La emergencia y el despliegue de los gobiernos progresistas implicó la introducción de toda una serie de tensiones al interior de los movimientos populares y de los sectores intelectuales de izquierda. Es decir, instaló el interrogante político acerca del modo en que las organizaciones y los intelectuales que habían luchado durante décadas para poner en crisis el modelo neoliberal en América Latina, debían posicionarse en el nuevo contexto, ante gobiernos que pretendían expresar una alternativa a ese escenario crítico, mediante la asunción de la dirección del Estado. ¿Qué hacer frente a gobiernos que impulsan transformaciones, pero al mismo tiempo reproducen los patrones de dominación característicos de Estados signados por décadas de neoliberalismo? ¿Cómo posicionarse ante gobiernos que pugnan por el cambio, pero deben lidiar a su vez con las fuerzas sociales (internas y externas) que se resisten a ello por todos los medios?

La figura del intelectual suele estar tironeada por la tentación del francotirador, la famosa “piedra en el zapato”, cuyo propósito y sentido es el de incomodar al poder, conmoviendo verdades que parecen ya establecidas. Como definición general parece adecuada, el problema es en realidad el blanco de ese ejercicio: ¿a quién es preciso incomodar? Es razonable que los logros de los gobiernos progresistas se midan en relación con los anhelos de los intelectuales (y de las fuerzas cuyas voces silenciadas representarían, si corresponde), o incluso en relación con la consecución -o no- de determinados logros que hacen al acervo teórico-político de las izquierdas. Sin embargo, ese ejercicio puede fácilmente deslizarse hacia una crítica exterior, moral, del proceso político. Esto es: una crítica que no trabaja a partir de las potencias inmanentes del proceso histórico, sino de la posición subjetiva de quien la enuncia.

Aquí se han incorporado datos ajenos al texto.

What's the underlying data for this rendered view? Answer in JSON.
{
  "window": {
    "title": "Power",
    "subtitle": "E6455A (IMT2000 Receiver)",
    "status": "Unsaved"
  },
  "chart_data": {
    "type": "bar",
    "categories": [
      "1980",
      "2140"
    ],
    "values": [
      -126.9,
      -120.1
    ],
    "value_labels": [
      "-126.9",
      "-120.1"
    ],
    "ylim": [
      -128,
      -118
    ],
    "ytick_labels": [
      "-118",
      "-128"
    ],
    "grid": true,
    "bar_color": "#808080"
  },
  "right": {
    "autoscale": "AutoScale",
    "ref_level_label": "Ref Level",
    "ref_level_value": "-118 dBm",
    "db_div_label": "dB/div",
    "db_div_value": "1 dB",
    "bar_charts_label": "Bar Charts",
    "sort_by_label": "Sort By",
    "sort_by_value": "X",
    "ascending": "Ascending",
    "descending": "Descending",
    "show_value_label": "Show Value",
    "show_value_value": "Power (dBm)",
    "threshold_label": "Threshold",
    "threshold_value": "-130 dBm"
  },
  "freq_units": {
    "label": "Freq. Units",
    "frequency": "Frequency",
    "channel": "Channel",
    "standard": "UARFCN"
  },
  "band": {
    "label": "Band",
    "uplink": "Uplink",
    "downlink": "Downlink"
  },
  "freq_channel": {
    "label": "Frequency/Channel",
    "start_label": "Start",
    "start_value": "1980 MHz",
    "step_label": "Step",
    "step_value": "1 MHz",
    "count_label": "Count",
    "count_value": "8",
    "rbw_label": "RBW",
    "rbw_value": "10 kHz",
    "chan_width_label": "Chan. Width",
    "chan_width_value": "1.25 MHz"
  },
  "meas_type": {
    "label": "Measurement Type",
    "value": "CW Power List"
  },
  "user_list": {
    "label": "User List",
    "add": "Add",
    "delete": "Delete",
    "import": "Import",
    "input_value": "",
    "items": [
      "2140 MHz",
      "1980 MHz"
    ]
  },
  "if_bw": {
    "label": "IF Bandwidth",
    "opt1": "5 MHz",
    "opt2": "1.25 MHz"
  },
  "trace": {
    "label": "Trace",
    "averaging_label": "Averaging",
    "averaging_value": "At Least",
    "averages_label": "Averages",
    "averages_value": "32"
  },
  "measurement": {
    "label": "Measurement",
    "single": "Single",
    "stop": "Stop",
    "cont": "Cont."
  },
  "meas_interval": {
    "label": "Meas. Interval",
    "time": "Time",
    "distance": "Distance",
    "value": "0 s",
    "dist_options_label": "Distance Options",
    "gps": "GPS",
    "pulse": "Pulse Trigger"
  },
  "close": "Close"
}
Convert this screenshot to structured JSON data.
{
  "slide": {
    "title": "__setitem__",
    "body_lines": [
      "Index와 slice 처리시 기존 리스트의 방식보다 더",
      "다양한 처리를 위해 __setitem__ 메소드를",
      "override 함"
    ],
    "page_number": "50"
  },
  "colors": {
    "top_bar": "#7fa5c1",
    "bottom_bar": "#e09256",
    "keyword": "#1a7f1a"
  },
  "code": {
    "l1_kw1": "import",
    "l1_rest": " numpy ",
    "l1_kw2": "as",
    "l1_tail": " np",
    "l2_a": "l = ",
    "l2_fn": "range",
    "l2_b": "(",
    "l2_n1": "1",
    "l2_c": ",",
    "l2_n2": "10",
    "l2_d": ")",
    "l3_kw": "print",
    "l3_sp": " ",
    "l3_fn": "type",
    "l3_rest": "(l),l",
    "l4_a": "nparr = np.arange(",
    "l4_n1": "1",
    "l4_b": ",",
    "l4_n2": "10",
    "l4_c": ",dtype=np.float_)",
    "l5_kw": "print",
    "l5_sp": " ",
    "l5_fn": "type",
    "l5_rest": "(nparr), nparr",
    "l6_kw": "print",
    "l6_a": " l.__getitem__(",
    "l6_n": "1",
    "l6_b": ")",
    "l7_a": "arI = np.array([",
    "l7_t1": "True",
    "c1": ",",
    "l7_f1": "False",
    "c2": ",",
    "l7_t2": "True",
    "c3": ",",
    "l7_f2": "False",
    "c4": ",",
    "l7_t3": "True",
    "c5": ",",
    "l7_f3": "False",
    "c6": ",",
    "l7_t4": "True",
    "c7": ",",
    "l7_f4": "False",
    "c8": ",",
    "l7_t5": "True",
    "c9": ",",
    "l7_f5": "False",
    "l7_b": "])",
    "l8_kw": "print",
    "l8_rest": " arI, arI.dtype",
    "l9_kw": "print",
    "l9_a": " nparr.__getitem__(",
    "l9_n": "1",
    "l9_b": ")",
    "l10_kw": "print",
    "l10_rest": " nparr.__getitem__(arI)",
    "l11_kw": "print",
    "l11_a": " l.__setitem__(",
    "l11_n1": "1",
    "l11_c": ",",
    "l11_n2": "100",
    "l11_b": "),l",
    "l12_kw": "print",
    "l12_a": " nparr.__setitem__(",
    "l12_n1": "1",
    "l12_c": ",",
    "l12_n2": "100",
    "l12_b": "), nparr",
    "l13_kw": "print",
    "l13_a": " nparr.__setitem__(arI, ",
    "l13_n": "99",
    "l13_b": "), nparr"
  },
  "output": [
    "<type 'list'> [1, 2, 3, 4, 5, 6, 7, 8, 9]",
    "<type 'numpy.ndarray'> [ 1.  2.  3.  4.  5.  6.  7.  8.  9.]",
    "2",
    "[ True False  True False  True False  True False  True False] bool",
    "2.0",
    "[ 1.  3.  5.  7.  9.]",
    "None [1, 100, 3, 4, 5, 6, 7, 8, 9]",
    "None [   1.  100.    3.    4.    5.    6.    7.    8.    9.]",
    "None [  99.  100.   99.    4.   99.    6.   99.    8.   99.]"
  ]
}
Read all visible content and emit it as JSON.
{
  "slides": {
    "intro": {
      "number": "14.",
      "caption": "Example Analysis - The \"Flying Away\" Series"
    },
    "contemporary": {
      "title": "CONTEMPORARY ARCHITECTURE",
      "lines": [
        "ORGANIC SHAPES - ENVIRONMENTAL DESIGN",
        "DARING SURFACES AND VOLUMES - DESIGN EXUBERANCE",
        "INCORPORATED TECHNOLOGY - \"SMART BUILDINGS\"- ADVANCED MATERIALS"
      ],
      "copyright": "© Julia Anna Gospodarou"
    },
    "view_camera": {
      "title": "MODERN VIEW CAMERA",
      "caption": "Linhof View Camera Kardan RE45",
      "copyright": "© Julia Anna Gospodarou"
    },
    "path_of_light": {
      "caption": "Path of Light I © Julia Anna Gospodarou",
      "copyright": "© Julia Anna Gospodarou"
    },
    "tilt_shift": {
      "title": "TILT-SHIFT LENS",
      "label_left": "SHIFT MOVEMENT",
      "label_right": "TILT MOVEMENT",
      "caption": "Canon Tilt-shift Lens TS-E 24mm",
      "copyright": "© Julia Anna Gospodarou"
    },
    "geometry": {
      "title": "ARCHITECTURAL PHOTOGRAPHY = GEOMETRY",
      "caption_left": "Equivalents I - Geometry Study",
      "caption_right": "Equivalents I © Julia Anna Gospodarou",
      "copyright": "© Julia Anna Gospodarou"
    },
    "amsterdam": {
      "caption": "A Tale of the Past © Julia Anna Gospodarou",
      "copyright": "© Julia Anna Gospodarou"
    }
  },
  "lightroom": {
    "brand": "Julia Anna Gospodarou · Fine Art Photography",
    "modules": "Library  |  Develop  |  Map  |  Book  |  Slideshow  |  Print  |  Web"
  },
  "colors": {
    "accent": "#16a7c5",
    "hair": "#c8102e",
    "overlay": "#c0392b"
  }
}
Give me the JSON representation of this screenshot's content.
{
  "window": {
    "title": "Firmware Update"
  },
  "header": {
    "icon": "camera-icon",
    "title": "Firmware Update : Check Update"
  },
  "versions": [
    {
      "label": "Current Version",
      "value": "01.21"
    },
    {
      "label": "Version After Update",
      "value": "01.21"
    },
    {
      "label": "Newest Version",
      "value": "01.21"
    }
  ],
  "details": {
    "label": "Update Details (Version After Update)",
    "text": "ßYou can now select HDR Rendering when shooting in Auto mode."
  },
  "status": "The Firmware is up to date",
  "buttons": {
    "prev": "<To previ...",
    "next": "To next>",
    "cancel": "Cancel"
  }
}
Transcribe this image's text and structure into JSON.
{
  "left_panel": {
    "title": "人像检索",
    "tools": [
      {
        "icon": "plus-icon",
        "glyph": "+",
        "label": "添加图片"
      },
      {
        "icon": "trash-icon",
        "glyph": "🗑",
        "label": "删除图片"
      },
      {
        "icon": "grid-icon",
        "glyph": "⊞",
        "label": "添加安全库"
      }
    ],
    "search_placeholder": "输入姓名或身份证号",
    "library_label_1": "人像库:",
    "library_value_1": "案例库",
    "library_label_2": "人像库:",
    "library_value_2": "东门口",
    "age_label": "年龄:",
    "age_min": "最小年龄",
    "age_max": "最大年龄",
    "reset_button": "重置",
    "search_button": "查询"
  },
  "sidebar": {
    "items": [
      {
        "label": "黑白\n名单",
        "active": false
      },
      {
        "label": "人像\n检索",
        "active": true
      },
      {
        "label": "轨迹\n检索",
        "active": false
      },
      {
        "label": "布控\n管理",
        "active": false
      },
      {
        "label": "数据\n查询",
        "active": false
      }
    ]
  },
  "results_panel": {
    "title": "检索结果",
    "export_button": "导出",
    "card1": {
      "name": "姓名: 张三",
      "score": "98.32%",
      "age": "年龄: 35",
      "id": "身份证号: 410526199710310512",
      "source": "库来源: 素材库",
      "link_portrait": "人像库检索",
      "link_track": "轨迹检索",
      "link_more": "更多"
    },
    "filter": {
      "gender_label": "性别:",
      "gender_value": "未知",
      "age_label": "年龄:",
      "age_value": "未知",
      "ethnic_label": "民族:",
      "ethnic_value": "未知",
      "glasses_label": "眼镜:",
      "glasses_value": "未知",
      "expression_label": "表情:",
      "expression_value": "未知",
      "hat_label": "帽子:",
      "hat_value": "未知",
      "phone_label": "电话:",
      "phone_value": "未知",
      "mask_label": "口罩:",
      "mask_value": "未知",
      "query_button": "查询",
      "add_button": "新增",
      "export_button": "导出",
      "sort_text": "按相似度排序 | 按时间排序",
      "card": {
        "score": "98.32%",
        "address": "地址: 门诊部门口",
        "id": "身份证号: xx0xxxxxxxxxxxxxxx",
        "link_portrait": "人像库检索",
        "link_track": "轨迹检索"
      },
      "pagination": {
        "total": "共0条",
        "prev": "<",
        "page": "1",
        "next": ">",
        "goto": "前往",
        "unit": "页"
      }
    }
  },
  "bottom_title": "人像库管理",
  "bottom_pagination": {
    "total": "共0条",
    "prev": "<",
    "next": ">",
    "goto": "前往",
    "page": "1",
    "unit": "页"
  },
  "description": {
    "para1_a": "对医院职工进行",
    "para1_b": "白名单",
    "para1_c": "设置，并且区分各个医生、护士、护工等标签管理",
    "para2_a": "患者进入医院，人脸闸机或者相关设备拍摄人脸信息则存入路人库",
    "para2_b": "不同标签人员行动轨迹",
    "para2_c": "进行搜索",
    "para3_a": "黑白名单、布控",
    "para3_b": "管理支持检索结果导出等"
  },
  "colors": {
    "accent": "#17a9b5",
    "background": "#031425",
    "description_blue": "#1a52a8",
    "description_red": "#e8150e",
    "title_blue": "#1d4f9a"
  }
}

Esta diferencia requiere volver sobre dos de los puntos antes planteados: por un lado, la necesidad de desarmar la mirada normativa en torno del Estado y los gobiernos y, por el otro, partir de la fragilidad de los gobiernos progresistas. Estos dos puntos pueden clarificar el dilema en torno de a quién debe incomodar la crítica. El primero para desacomodar cierta idea de que el otro del intelectual es aquello que aparece como poder político, mientras que las múltiples y difusas formas de poder económico y cultural -que incluyen a menudo los densos entramados que financian a los más críticos intelectuales- quedan en un segundo plano, o ni siquiera son mencionados. El segundo, porque observar con cierta claridad quiénes son los fuertes y quiénes son los débiles en el terreno de la lucha política es fundamental para toda intervención a través de la palabra.

Solo para insistir en esto último, es evidente que los gobiernos progresistas no constituyen procesos revolucionarios en un sentido clásico, ni mucho menos. Pero allí interviene un elemento central, realismo político mediante: de lo que se trata no es solamente de valorar sus parámetros en relación con la historia de las izquierdas que les precede, sino también de evaluar cuál ha sido la reacción de los enemigos históricos de las clases populares. Y en este punto hay que hablar con claridad: no se trata de revoluciones, pero las clases dominantes han actuado como si efectivamente lo fueran, y la buena salud de la que nuevamente gozan los golpes de Estado en América Latina es prueba de ello.

No se trata entonces de menospreciar el ejercicio de crítica a los gobiernos progresistas, sino de preguntarnos en qué sentido los procesos políticos que tomaron esa forma no constituyen ellos mismos la posibilidad de crítica y confrontación -eficaz, política, capaz de dañar- con la hegemonía neoliberal y autoritaria. En ese sentido, el llamado a una crítica inmanente no es otra cosa que afirmar que el trabajo de crítica intelectual, cuando se da al interior del trabajo de crítica política que estos procesos -dramáticamente imperfectos, y por ello necesitantes de esa crítica- encarnan, redunda en un efecto infinitamente más disruptivo en el dominio del capital.

i. El texto fue publicado en el Número 2 de la edición impresa de Jacobin. Agradecemos a la revista por su autorización para reproducirlo.